Mama's round, pleasant face stopped smiling. "What mean you by that?" she asked.
" 'Tis not my meaning but that of Doctor Griggs."
"What means he, then?"
"Witchcraft."
Mama's eyes sought mine. Bright sunlight streamed in the shop's window. Outside we could see people tramping about in the snow. A dog barked. A child's laughter echoed.
"Nonsense," Mama said briskly.
"So my husband, Joseph, says. He distrusts the verdict. As do many others. Those who have seen the girls say they look none the worse when they come out of their fits. And why should they? Tituba makes her little charges every delicacy to eat. They have been excused from prayers, study, from every chore. They have thrown off the yoke of discipline and do things other children would be whipped for."

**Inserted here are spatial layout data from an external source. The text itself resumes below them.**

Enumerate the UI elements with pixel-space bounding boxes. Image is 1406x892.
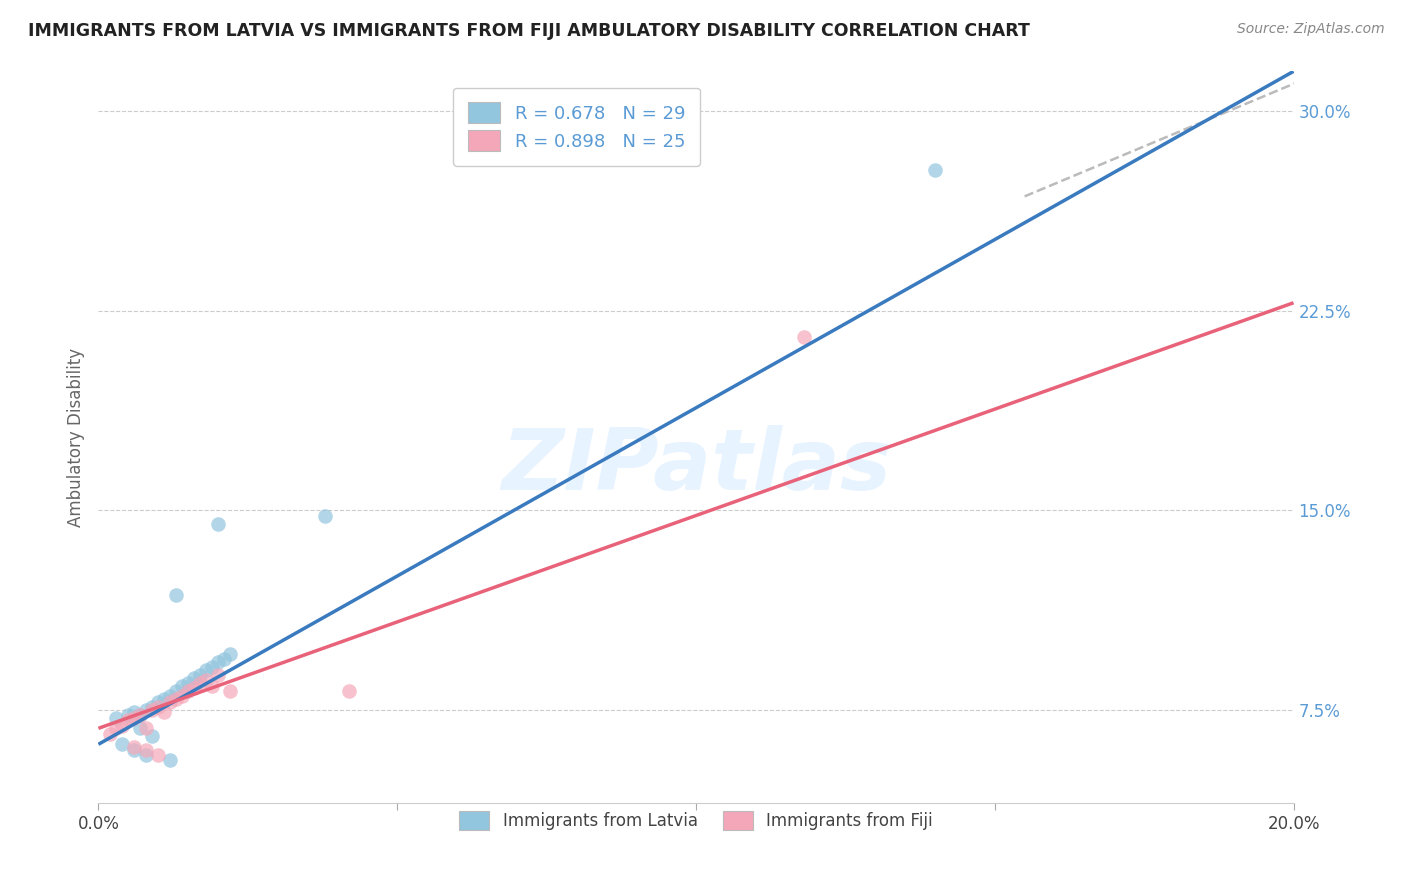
Point [195, 673, 218, 688]
Point [177, 676, 200, 690]
Point [135, 747, 157, 762]
Point [141, 703, 163, 717]
Text: ZIPatlas: ZIPatlas [501, 425, 891, 508]
Point [195, 663, 218, 677]
Point [124, 742, 146, 756]
Point [172, 690, 194, 704]
Point [212, 652, 235, 666]
Point [165, 588, 187, 602]
Point [111, 737, 134, 751]
Point [148, 695, 170, 709]
Point [129, 708, 152, 723]
Point [148, 700, 170, 714]
Point [219, 684, 242, 698]
Point [159, 690, 181, 704]
Point [124, 739, 146, 754]
Point [188, 676, 211, 690]
Point [207, 516, 229, 531]
Point [124, 711, 146, 725]
Point [153, 706, 176, 720]
Point [201, 679, 224, 693]
Point [159, 695, 181, 709]
Y-axis label: Ambulatory Disability: Ambulatory Disability [66, 348, 84, 526]
Point [172, 679, 194, 693]
Point [129, 722, 152, 736]
Legend: Immigrants from Latvia, Immigrants from Fiji: Immigrants from Latvia, Immigrants from … [451, 803, 941, 838]
Point [135, 703, 157, 717]
Point [105, 711, 128, 725]
Point [98, 726, 122, 740]
Point [117, 714, 139, 728]
Point [129, 708, 152, 723]
Point [135, 742, 157, 756]
Point [141, 729, 163, 743]
Text: IMMIGRANTS FROM LATVIA VS IMMIGRANTS FROM FIJI AMBULATORY DISABILITY CORRELATION: IMMIGRANTS FROM LATVIA VS IMMIGRANTS FRO… [28, 22, 1031, 40]
Point [153, 692, 176, 706]
Point [207, 655, 229, 669]
Point [315, 508, 337, 523]
Point [159, 753, 181, 767]
Point [924, 162, 946, 177]
Point [188, 668, 211, 682]
Point [105, 722, 128, 736]
Point [111, 719, 134, 733]
Point [135, 722, 157, 736]
Point [339, 684, 361, 698]
Point [201, 660, 224, 674]
Point [117, 708, 139, 723]
Point [165, 684, 187, 698]
Point [793, 330, 815, 344]
Point [183, 681, 205, 696]
Point [177, 684, 200, 698]
Point [183, 671, 205, 685]
Point [141, 700, 163, 714]
Point [219, 647, 242, 661]
Point [148, 747, 170, 762]
Point [165, 692, 187, 706]
Text: Source: ZipAtlas.com: Source: ZipAtlas.com [1237, 22, 1385, 37]
Point [124, 706, 146, 720]
Point [207, 668, 229, 682]
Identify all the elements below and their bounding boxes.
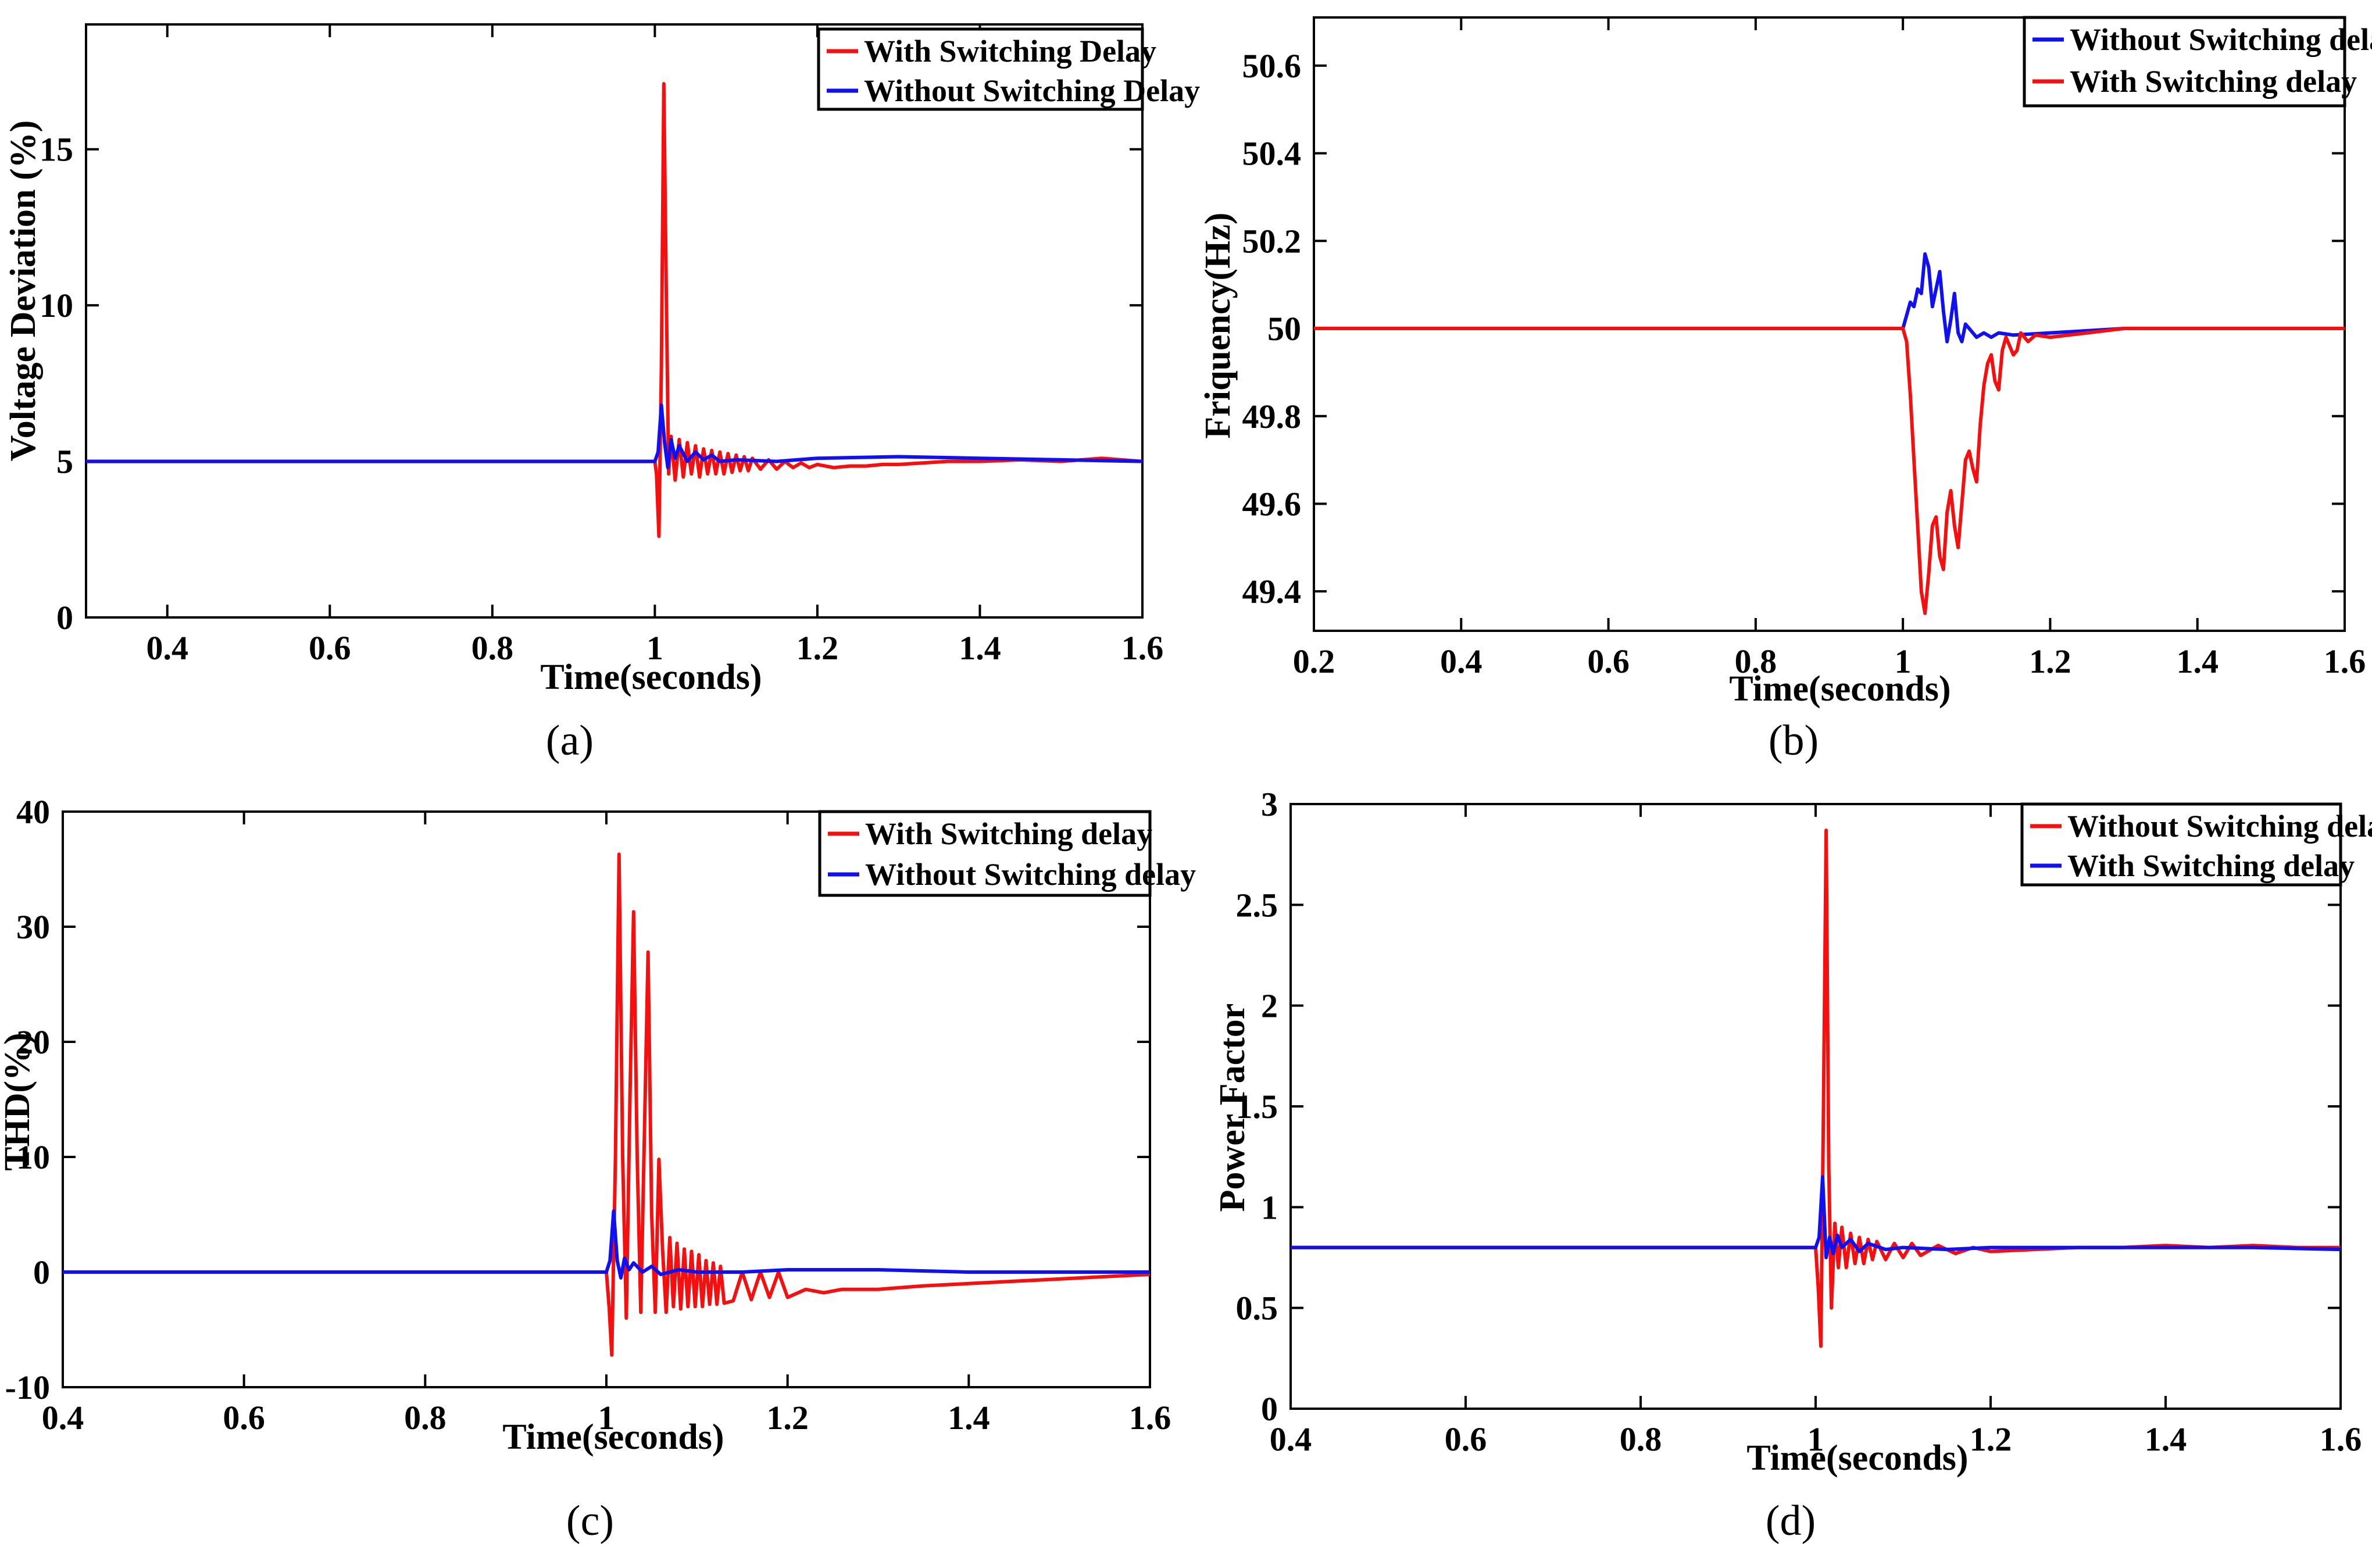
y-tick-label: -10	[5, 1369, 50, 1406]
y-tick-label: 15	[40, 131, 73, 169]
panel-caption: (c)	[566, 1497, 614, 1545]
x-tick-label: 1.6	[2320, 1420, 2362, 1458]
x-tick-label: 0.6	[1587, 642, 1630, 680]
series-line-red	[1291, 828, 2341, 1348]
x-tick-label: 1	[646, 629, 663, 667]
x-tick-label: 1	[598, 1399, 615, 1437]
x-axis-label: Time(seconds)	[1746, 1438, 1968, 1478]
series-line-red	[1314, 327, 2345, 615]
y-tick-label: 5	[56, 443, 73, 481]
legend-label: With Switching delay	[2067, 848, 2355, 883]
y-tick-label: 0.5	[1236, 1290, 1278, 1327]
legend-label: With Switching delay	[2070, 64, 2357, 99]
x-tick-label: 1.4	[2145, 1420, 2187, 1458]
y-tick-label: 50.4	[1242, 135, 1302, 173]
legend-label: With Switching delay	[865, 816, 1152, 851]
x-tick-label: 0.6	[223, 1399, 265, 1437]
y-tick-label: 0	[56, 599, 73, 637]
y-tick-label: 1	[1261, 1188, 1278, 1226]
x-axis-label: Time(seconds)	[502, 1417, 724, 1457]
y-tick-label: 10	[16, 1138, 50, 1176]
legend-box	[2023, 16, 2346, 108]
y-axis-label: THD(%)	[0, 1033, 37, 1171]
series-line-red	[63, 852, 1150, 1357]
x-tick-label: 1.2	[1970, 1420, 2012, 1458]
legend-box	[2020, 802, 2342, 887]
chart-panel-c: 0.4 0.6 0.8 1 1.2 1.4 1.6 -10 0 10 20 30 40 Time(seco…	[0, 793, 1196, 1545]
plot-frame	[62, 810, 1151, 1388]
x-tick-label: 1.6	[1129, 1399, 1171, 1437]
chart-panel-b: 0.2 0.4 0.6 0.8 1 1.2 1.4 1.6 49.4 49.6 49.8 50 50.2…	[1198, 16, 2372, 765]
legend: Without Switching delay With Switching de…	[2023, 16, 2372, 108]
x-tick-label: 1.4	[948, 1399, 990, 1437]
y-tick-label: 49.8	[1242, 398, 1302, 435]
x-tick-label: 0.4	[1270, 1420, 1312, 1458]
legend-label: Without Switching delay	[2067, 809, 2372, 844]
x-tick-label: 0.4	[147, 629, 189, 667]
y-axis-label: Voltage Deviation (%)	[3, 120, 43, 462]
plot-frame	[1313, 16, 2346, 632]
legend-label: With Switching Delay	[864, 34, 1156, 69]
panel-caption: (a)	[546, 717, 594, 765]
legend: Without Switching delay With Switching de…	[2020, 802, 2372, 887]
x-tick-label: 1.2	[796, 629, 839, 667]
x-tick-label: 0.6	[1445, 1420, 1487, 1458]
x-tick-label: 1.4	[959, 629, 1001, 667]
legend-label: Without Switching Delay	[864, 73, 1200, 108]
series-line-blue	[86, 403, 1142, 470]
y-tick-label: 10	[40, 287, 73, 324]
plot-frame	[85, 23, 1144, 619]
x-tick-label: 0.8	[471, 629, 514, 667]
y-tick-label: 49.4	[1242, 573, 1302, 610]
legend-label: Without Switching delay	[2070, 22, 2372, 57]
y-tick-label: 50.6	[1242, 47, 1302, 85]
x-tick-label: 1.2	[766, 1399, 809, 1437]
panel-caption: (b)	[1769, 717, 1819, 765]
series-line-blue	[1291, 1175, 2341, 1259]
y-tick-label: 3	[1261, 785, 1278, 823]
x-tick-label: 1.4	[2176, 642, 2219, 680]
x-tick-label: 1.6	[1121, 629, 1164, 667]
y-axis-label: Friquency(Hz)	[1198, 212, 1238, 438]
x-axis-label: Time(seconds)	[1729, 669, 1951, 709]
y-tick-label: 2	[1261, 987, 1278, 1025]
x-tick-label: 0.2	[1293, 642, 1335, 680]
x-tick-label: 1	[1895, 642, 1912, 680]
y-tick-label: 49.6	[1242, 485, 1302, 523]
y-tick-label: 2.5	[1236, 886, 1278, 924]
chart-panel-d: 0.4 0.6 0.8 1 1.2 1.4 1.6 0 0.5 1 1.5 2 2.5 3 Time(sec…	[1213, 785, 2372, 1545]
chart-panel-a: 0.4 0.6 0.8 1 1.2 1.4 1.6 0 5 10 15 Time(seconds) Vo…	[3, 23, 1200, 765]
legend-box	[818, 810, 1152, 897]
legend-label: Without Switching delay	[865, 857, 1196, 892]
x-tick-label: 0.8	[1620, 1420, 1662, 1458]
y-tick-label: 50	[1267, 310, 1301, 348]
panel-caption: (d)	[1766, 1497, 1816, 1545]
legend: With Switching Delay Without Switching De…	[817, 27, 1200, 111]
x-tick-label: 1.6	[2324, 642, 2366, 680]
plot-frame	[1289, 803, 2342, 1410]
x-tick-label: 1	[1807, 1420, 1824, 1458]
y-tick-label: 20	[16, 1023, 50, 1061]
y-tick-label: 1.5	[1236, 1088, 1278, 1126]
x-tick-label: 0.8	[1735, 642, 1777, 680]
series-line-blue	[63, 1209, 1150, 1280]
x-axis-label: Time(seconds)	[540, 658, 762, 697]
y-tick-label: 50.2	[1242, 222, 1302, 260]
series-line-red	[86, 82, 1142, 538]
y-tick-label: 0	[33, 1253, 50, 1291]
y-tick-label: 30	[16, 908, 50, 946]
x-tick-label: 0.4	[42, 1399, 84, 1437]
legend: With Switching delay Without Switching de…	[818, 810, 1196, 897]
x-tick-label: 0.8	[404, 1399, 446, 1437]
y-axis-label: Power Factor	[1213, 1003, 1252, 1212]
y-tick-label: 40	[16, 793, 50, 831]
series-line-blue	[1314, 252, 2345, 344]
y-tick-label: 0	[1261, 1390, 1278, 1428]
x-tick-label: 1.2	[2029, 642, 2071, 680]
x-tick-label: 0.4	[1440, 642, 1482, 680]
x-tick-label: 0.6	[309, 629, 351, 667]
legend-box	[817, 27, 1144, 111]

"You sound as if you don't believe it, then," Mama said.
"Neither Joseph nor I believe it. Reverend Parris insists it is true. That those in demoniac possession throw off all discipline. So now he has sought the aid of other ministers. They will soon come and pray over the girls."
"My husband and I do not hold with witchcraft," Mama said.
Elizabeth Putnam's face broke into a smile. She nodded happily at Mama and then at me. "I am glad to know that, Mary. Now, tell me, what is the price of the bed cover? My husband is so happy with the birth of our daughter, Mary, he would have me select a gift for myself."